A Nero Wolfe Mystery adapted "Disguise for Murder" as part of its first season.


Tropes in this work: (Tropes relating to the series as a whole, or to the characters in general can be found on Nero Wolfe and its subpages.)

  • Ate His Gun: Alberto Mion's death is considered suicide because the shot went through the roof of his mouth. It was still murder.
  • Broken Record: According to Archie, Broadyke (a client in Bullet for One) uses the same wordy phrase to insult his late rival four times in one conversation.
  • Heel–Face Door-Slam: Lovable Rogue con artist Cynthia Brown recognizes the murderer of her friend, who she was too scared to turn in the first time, at the Flower Club gathering. She approaches Archie and tells him this, wanting to come clean this time, and saying that the shock from this makes her want to quit thievery and start a straight life. Archie leaves the office at Wolfe's direction, and when he comes back, she's been murdered.
  • Obstructive Bureaucrat: Cramer takes on this role and puts his foot in it when he orders Wolfe's office, the scene of the murder in "Disguise for Murder", to be sealed off pending further investigation. While he claims it's standard practice and an attempt to prevent Wolfe from profiting from a murder in his own home, it's pretty clearly just a snide act of revenge for past embarrassments. As Archie notes, however, Cramer clearly realizes almost instantly that he's made a mistake, because Wolfe had previously hinted that he'd realized something that could clear the murder up pretty quickly, but is now so provoked and enraged at Cramer's actions that he'd sooner die than reveal it before it suits him. Any petty satisfaction Cramer may have got from temporarily getting one over on Wolfe will almost certainly be quickly outweighed by yet another humiliation when Wolfe solves the crime before and without him. And to make matters worse, solving this case also requires solving a case that the police had been stuck on for six months, thus compounding the humiliation.

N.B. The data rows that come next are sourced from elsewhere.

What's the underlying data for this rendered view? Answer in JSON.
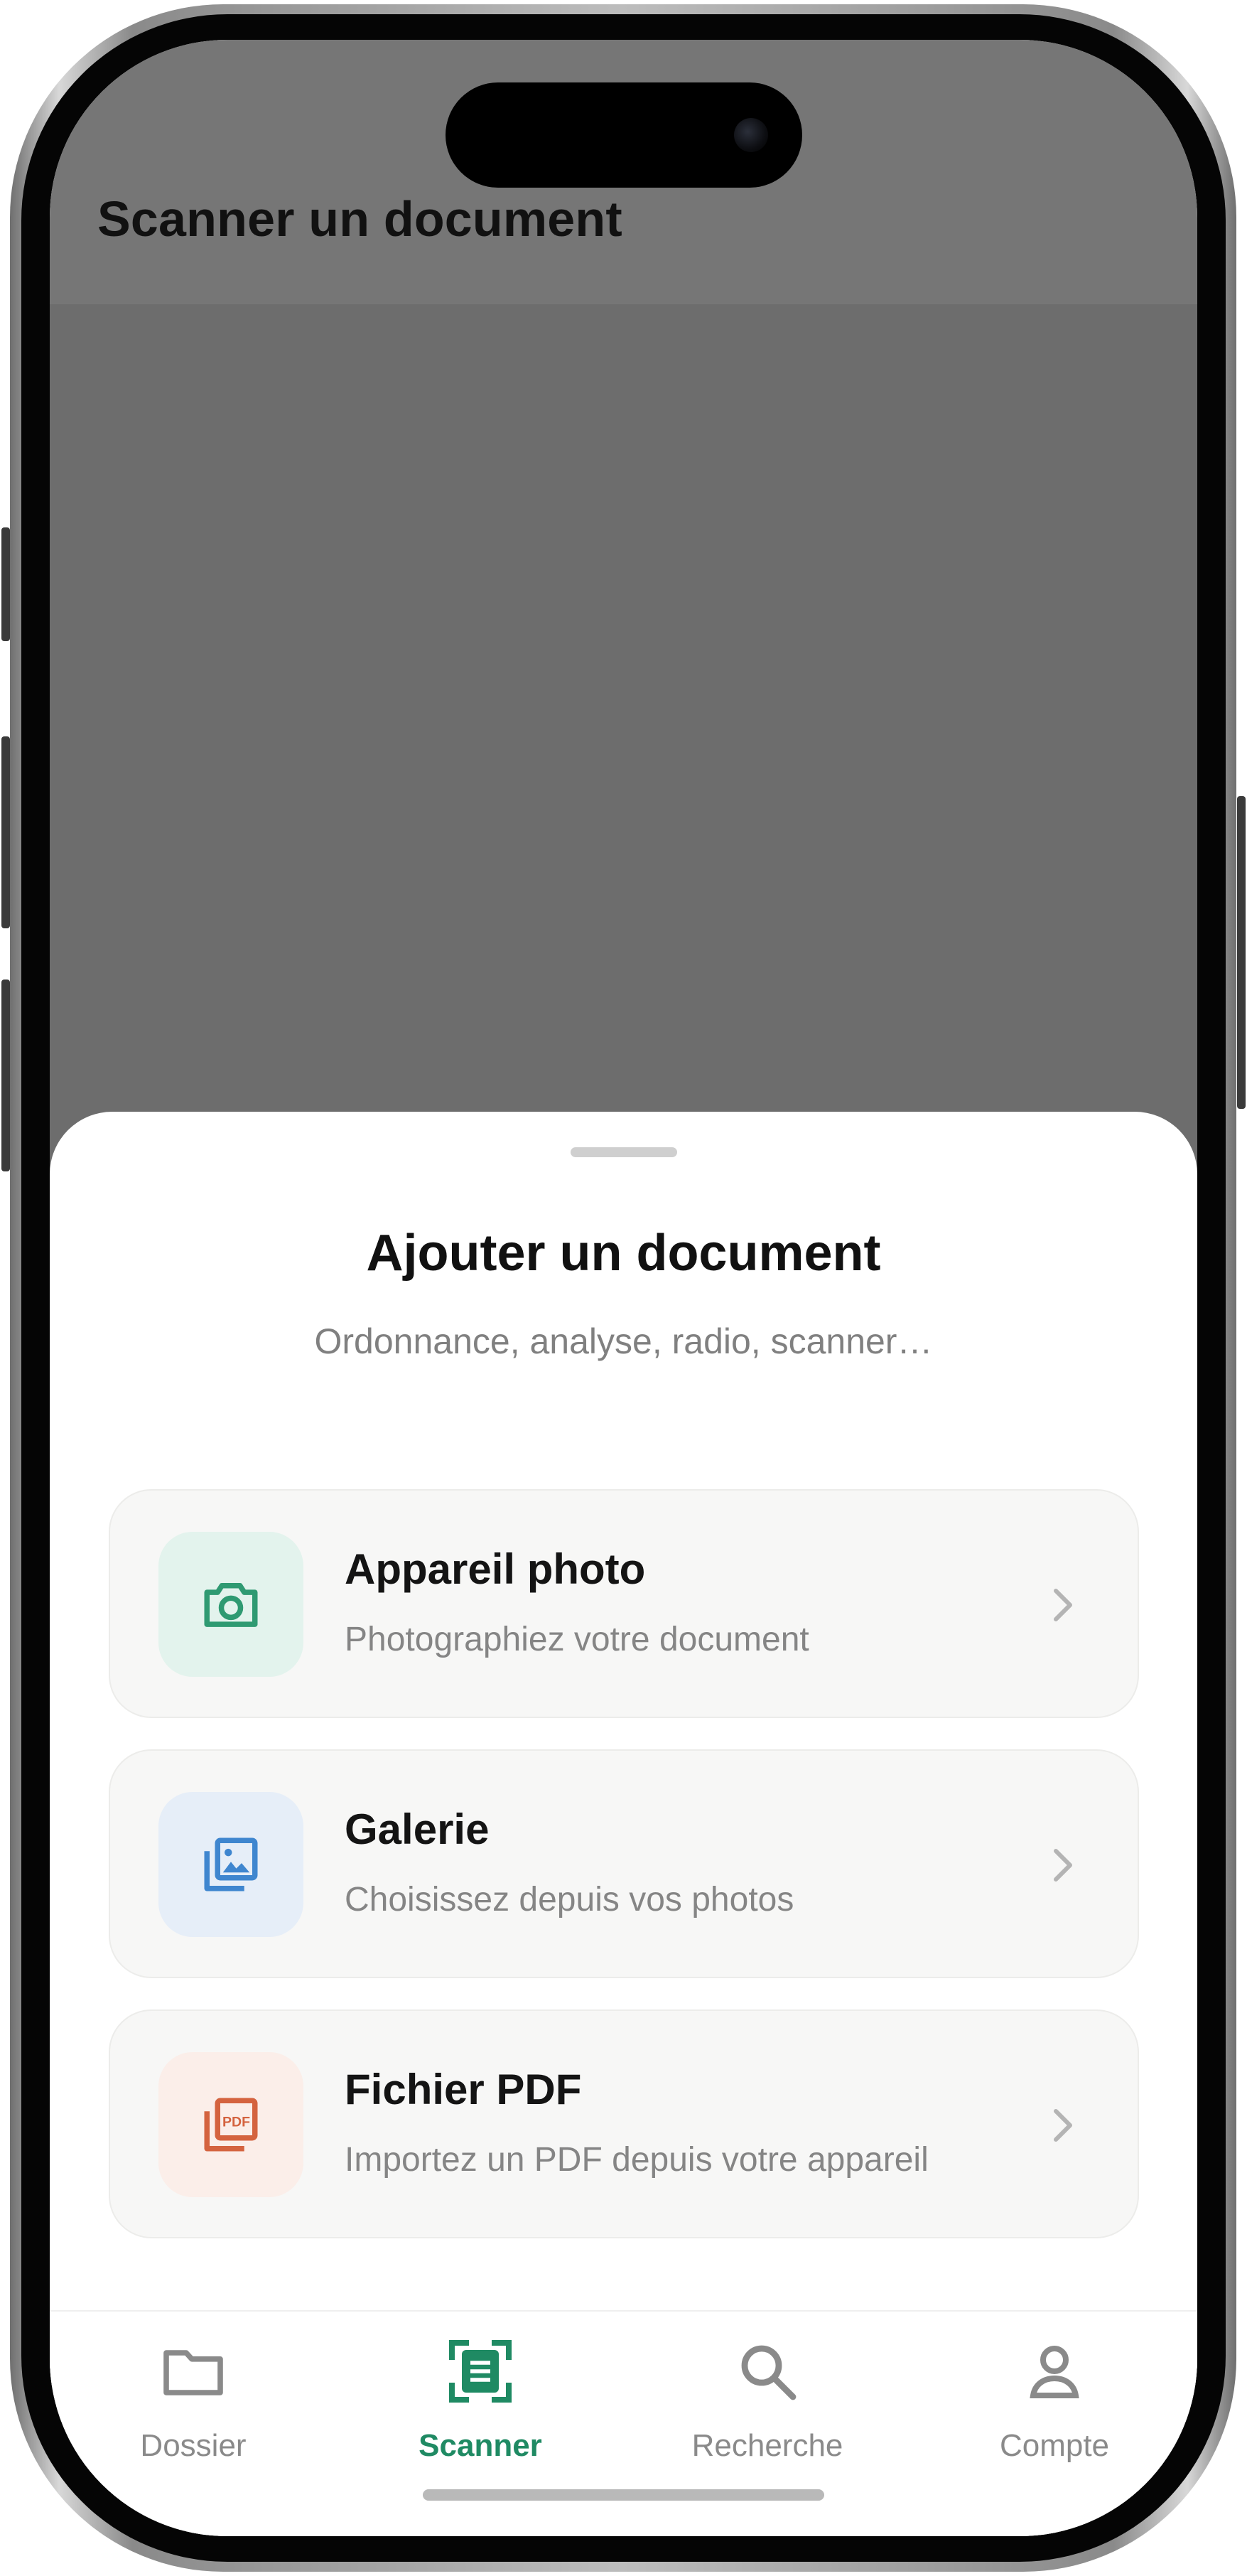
{
  "header": {
    "title": "Scanner un document"
  },
  "sheet": {
    "title": "Ajouter un document",
    "subtitle": "Ordonnance, analyse, radio, scanner…",
    "options": [
      {
        "title": "Appareil photo",
        "description": "Photographiez votre document",
        "icon": "camera-icon",
        "tint": "#e3f3ed",
        "color": "#2f9a72"
      },
      {
        "title": "Galerie",
        "description": "Choisissez depuis vos photos",
        "icon": "gallery-icon",
        "tint": "#e6eef8",
        "color": "#3f86cf"
      },
      {
        "title": "Fichier PDF",
        "description": "Importez un PDF depuis votre appareil",
        "icon": "pdf-file-icon",
        "tint": "#fbeee9",
        "color": "#d4633f"
      }
    ]
  },
  "tabbar": {
    "active": "Scanner",
    "accent": "#1f8a63",
    "tabs": [
      {
        "label": "Dossier",
        "icon": "folder-icon"
      },
      {
        "label": "Scanner",
        "icon": "scanner-icon"
      },
      {
        "label": "Recherche",
        "icon": "search-icon"
      },
      {
        "label": "Compte",
        "icon": "user-icon"
      }
    ]
  }
}
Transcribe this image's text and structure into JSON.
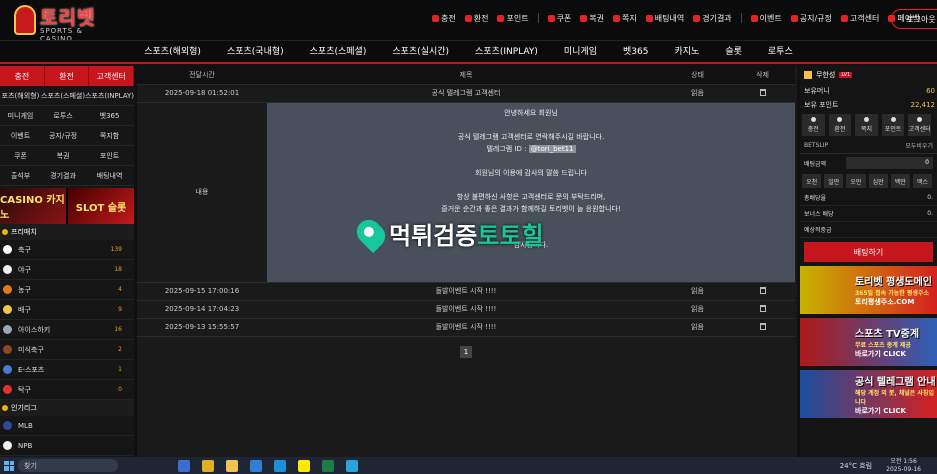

  • Old Windbag: Judge Arnold, an aging lawyer featured in "The Gun with Wings," spends an entire hour talking about the legal issues of a court case related to the murder. According to Archie, only about two minutes worth of it are even remotely interesting or memorable.
  • Right for the Wrong Reasons: In Bullet for One, Ferdinand Pohl makes a dick of himself by stubbornly accusing Vic Talbott of being the killer despite his alibi, saying Talbott must have bribed the witnesses. Talbott is faking the alibi, but the witnesses aren't lying: instead, Talbott briefly impersonated his victim to confuse everyone about the time of death.